Salut Lionel, merci d'avoir répondu présent. Peux-tu, pour commencer, te présenter aux lecteurs de Pêche.com ?
Lionel Guirado – Salut Julien, je m'appelle Lionel Guirado, j'ai 44 ans, je suis Pacsé, j'ai deux enfants et j'habite dans le Cher.
Depuis combien de temps es-tu guide de pêche ?
Lionel Guirado – Je suis diplômé depuis 2008 et je me suis installé le 1er avril 2009. J'attaque donc ma douzième saison de guidage dans ma région. En parallèle je guide régulièrement depuis 12 ans sur le lac de Mequinenza en Espagne. Je loue également des gîtes en bord de Loire à la nuitée, au week-end ou à la semaine ainsi que 4 kayaks équipés pour la pêche que je loue à la journée.

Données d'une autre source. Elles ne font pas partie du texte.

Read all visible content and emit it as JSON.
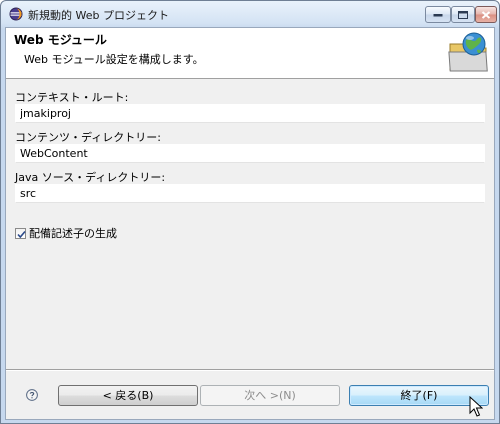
{
  "window": {
    "title": "新規動的 Web プロジェクト"
  },
  "banner": {
    "title": "Web モジュール",
    "description": "Web モジュール設定を構成します。"
  },
  "form": {
    "context_root_label": "コンテキスト・ルート:",
    "context_root_value": "jmakiproj",
    "content_dir_label": "コンテンツ・ディレクトリー:",
    "content_dir_value": "WebContent",
    "java_src_label": "Java ソース・ディレクトリー:",
    "java_src_value": "src",
    "generate_dd_label": "配備記述子の生成",
    "generate_dd_checked": true
  },
  "buttons": {
    "back": "< 戻る(B)",
    "next": "次へ >(N)",
    "finish": "終了(F)"
  },
  "icons": {
    "app": "eclipse-icon",
    "banner": "web-module-globe-folder-icon",
    "help": "help-icon"
  },
  "colors": {
    "finish_button_border": "#3c7fb1",
    "title_bar": "#d4e3f4"
  }
}
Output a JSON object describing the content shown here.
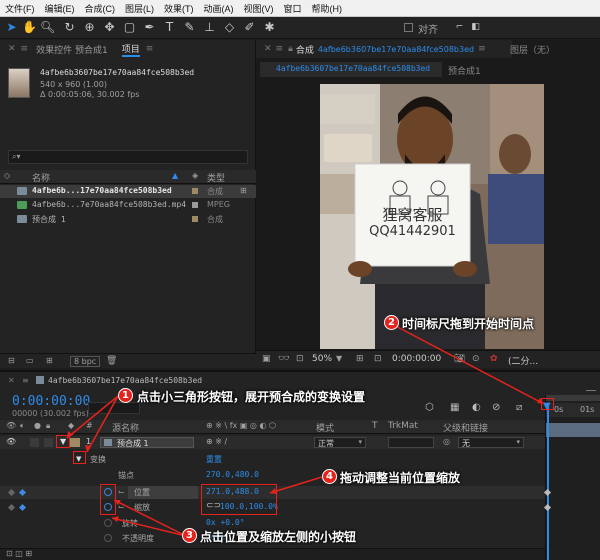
{
  "menu": [
    "文件(F)",
    "编辑(E)",
    "合成(C)",
    "图层(L)",
    "效果(T)",
    "动画(A)",
    "视图(V)",
    "窗口",
    "帮助(H)"
  ],
  "toolbar": {
    "snap_label": "对齐"
  },
  "project": {
    "tab_effects": "效果控件 预合成1",
    "tab_project": "项目",
    "item_name": "4afbe6b3607be17e70aa84fce508b3ed",
    "item_dims": "540 x 960 (1.00)",
    "item_duration": "Δ 0:00:05:06, 30.002 fps",
    "col_name": "名称",
    "col_type": "类型",
    "rows": [
      {
        "name": "4afbe6b...17e70aa84fce508b3ed",
        "type": "合成"
      },
      {
        "name": "4afbe6b...7e70aa84fce508b3ed.mp4",
        "type": "MPEG"
      },
      {
        "name": "预合成 1",
        "type": "合成"
      }
    ],
    "bpc": "8 bpc"
  },
  "comp": {
    "tab_label": "合成",
    "tab_name": "4afbe6b3607be17e70aa84fce508b3ed",
    "subtab1": "4afbe6b3607be17e70aa84fce508b3ed",
    "subtab2": "预合成1",
    "layer_panel": "图层（无）",
    "sign_line1": "狸窝客服",
    "sign_line2": "QQ41442901",
    "zoom": "50%",
    "timecode": "0:00:00:00",
    "resolution": "(二分..."
  },
  "timeline": {
    "tab": "4afbe6b3607be17e70aa84fce508b3ed",
    "timecode": "0:00:00:00",
    "fps": "00000 (30.002 fps)",
    "col_src": "源名称",
    "col_mode": "模式",
    "col_t": "T",
    "col_trkmat": "TrkMat",
    "col_parent": "父级和链接",
    "layer_num": "1",
    "layer_name": "预合成 1",
    "mode_value": "正常",
    "parent_value": "无",
    "transform": "变换",
    "reset": "重置",
    "props": [
      {
        "name": "锚点",
        "value": "270.0,480.0"
      },
      {
        "name": "位置",
        "value": "271.0,488.0"
      },
      {
        "name": "缩放",
        "value": "100.0,100.0%"
      },
      {
        "name": "旋转",
        "value": "0x +0.0°"
      },
      {
        "name": "不透明度",
        "value": "100%"
      }
    ],
    "ruler_0": "0s",
    "ruler_1": "01s"
  },
  "annotations": {
    "a1": "点击小三角形按钮，展开预合成的变换设置",
    "a2": "时间标尺拖到开始时间点",
    "a3": "点击位置及缩放左侧的小按钮",
    "a4": "拖动调整当前位置缩放",
    "n1": "1",
    "n2": "2",
    "n3": "3",
    "n4": "4"
  }
}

Pourquoi être devenu guide de pêche ?
Lionel Guirado – Avant de devenir Moniteur Guide de Pêche j'étais routier. J'en ai eu marre d'être pris par le travail, de n'avoir le temps de me consacrer ni à ma vie familiale, ni à la pêche qui est ma passion de toujours. C'est un ami pêcheur qui, à l'époque, m'a donné les coordonnées de la MFR (NDLR : Maison Familiale et Rurale, centre de formation pour Moniteur Guide de Pêche) de Naucelle dans l'Aveyron. J'ai passé les tests, suivi la formation et suis ressorti diplômé en 2008.
Tu avais déjà fait ton étude concernant le potentiel de guidage sur la région où tu étais installé ou tu envisageais potentiellement déménager ? Comment as-tu pensé les choses ?
Lionel Guirado – Déjà je te dirais que j'ai envisagé cette activité de guidage comme une activité secondaire car à l'époque je ne voulais ni ne pouvais changer de région. Par ailleurs, mon territoire ne me permettait pas de pouvoir guider toute l'année. La Fédération de la Nièvre, comme la majorité d'ailleurs, interdisent la pêche de tous les carnassiers durant les trois mois (NDLR : février, mars et avril) correspondant à la fermeture spécifique du brochet. A part si l'on est sur des secteurs privés, on ne peut pêcher ni l'aspe, ni le silure qui sont les deux espèces sur lesquelles je guide principalement. De plus, il faut composer avec les saisons et notamment les périodes de crues sur la Loire. Je ne me vois pas vraiment faire venir pêcher des gens dans des eaux boueuses… Je ne vends pas de poissons, mais j'essaie autant que possible d'emmener pêcher les gens lorsque les conditions de pêche sont propices. Et ce n'est pas propice toute l'année…
Quels types de produits de guidage proposes-tu ?
Lionel Guirado – Après avoir longtemps guidé pour le silure, je guide maintenant principalement pour l'aspe en bateau aux leurres ou à la mouche sur 40 km de Loire à cheval sur les départements du Cher et de la Nièvre.. C'est un format très flexible sur la base d'une journée de guidage à 150 €. J'estime que mon tarif est honnête dans le sens où je ne guide que sur la Loire, que je n'ai pas un gros moteur qui consomme beaucoup d'essence et que par-dessus tout je veux que le guidage soit accessible au plus grand nombre et non pas qu'il soit réservé à une élite. Par ailleurs, depuis l'année dernière je propose, en partenariat avec les locaux, une offre de guidage d'une semaine (7 nuits/6 jours de pêche) en pension complète sur l'aïmara en Guyane sur le lac de Petit-saut. Un groupe est d'ailleurs déjà formé pour la fin de l'année.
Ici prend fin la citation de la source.